Levenberg-Marquardt Method

The Levenberg-Marquardt (LM) method is a robust optimization algorithm for solving nonlinear least squares problems. It combines the advantages of gradient descent and the Gauss-Newton method, making it one of the most widely used algorithms for parameter estimation in curve fitting, computer vision, and machine learning.

Problem Formulation

Nonlinear Least Squares Problem

Given a nonlinear model function $f (x; θ)$ with parameters $θ \in R^{n}$ and observed data points $(x_{i}, y_{i})$ for $i = 1, 2, ..., m$ , the residuals are:

$r_{i} (θ) = y_{i} - f (x_{i}; θ)$

The nonlinear least squares problem aims to find the parameters $θ^{*}$ that minimize the sum of squared residuals:

$min_{θ} \sum_{i = 1}^{m} r_{i} (θ)^{2} = min_{θ} ∣ r (θ) ∣^{2}$

where $r (θ) = [r_{1} (θ), r_{2} (θ), ..., r_{m} (θ)]^{T}$ is the residual vector.

The Algorithm

Motivation and Intuition

The Levenberg-Marquardt method addresses the limitations of both:

Gradient Descent: Robust far from the solution but slow near the solution
Gauss-Newton Method: Fast near the solution but can be unstable far from it

LM combines these approaches by adaptively switching between them based on the progress of the optimization.

Update Equation

The core of the LM algorithm is the damped update equation:

$(J^{T} J + λ D) Δ θ = - J^{T} r$

where:

$J$ is the Jacobian matrix of the residuals
$r$ is the residual vector
$λ > 0$ is the damping parameter
$D$ is a scaling matrix, often the identity matrix $I$ or the diagonal of $J^{T} J$
$Δ θ$ is the parameter update

The new parameter estimate becomes:

$θ_{k + 1} = θ_{k} + Δ θ$

$J = \frac{\partial f _{1}}{\partial x _{1}} \frac{\partial f _{2}}{\partial x _{1}} ⋮ \frac{\partial f _{m}}{\partial x _{1}} \frac{\partial f _{1}}{\partial x _{2}} \frac{\partial f _{2}}{\partial x _{2}} ⋮ \frac{\partial f _{m}}{\partial x _{2}} \dots \dots ⋱ \dots \frac{\partial f _{1}}{\partial x _{n}} \frac{\partial f _{2}}{\partial x _{n}} ⋮ \frac{\partial f _{m}}{\partial x _{n}}$

Extra

$Question 7 [15 marks]$

Consider using the Gauss-Newton method for nonlinear least squares problems.
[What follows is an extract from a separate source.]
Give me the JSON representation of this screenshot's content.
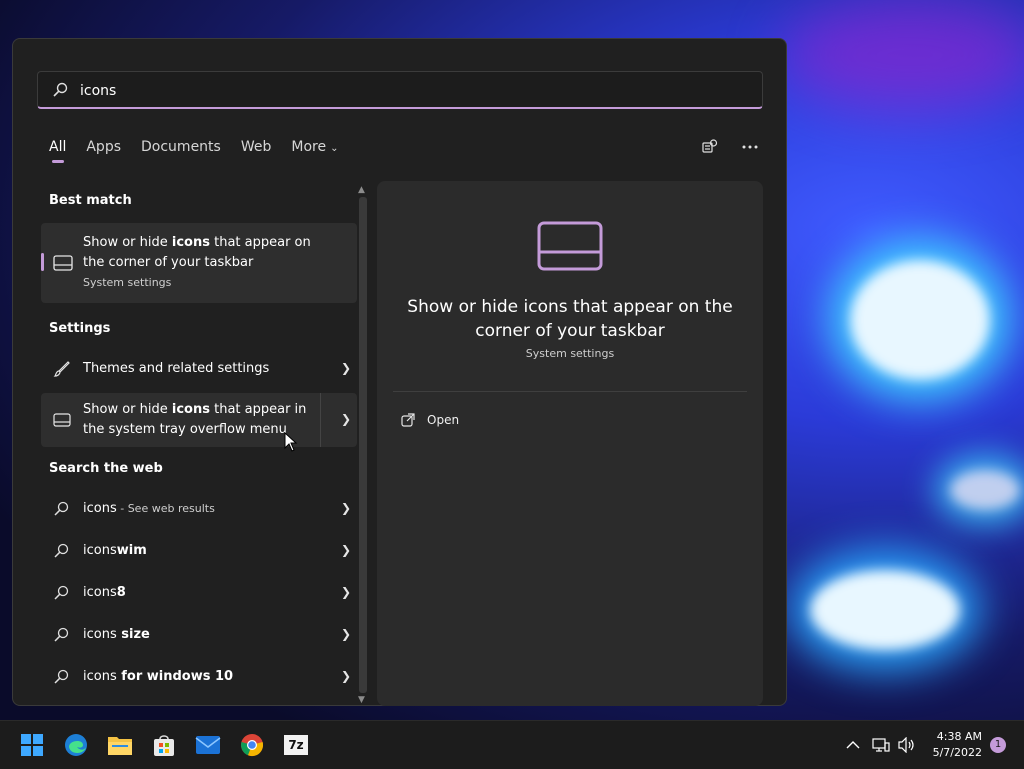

(a) Derive the Gauss-Newton algorithm for solving nonlinear least squares problems of the form: $min_{θ} f (θ) = \frac{1}{2} \sum_{i = 1}^{m} r_{i} (θ)^{2}$ where $r_{i} (θ)$ are the residual functions. Show how this leads to the iterative update formula: $θ_{k + 1} = θ_{k} - (J_{k}^{T} J_{k})^{- 1} J_{k}^{T} r_{k}$ where $J_{k}$ is the Jacobian of the residuals evaluated at $θ_{k}$ and $r_{k}$ is the vector of residuals. [5]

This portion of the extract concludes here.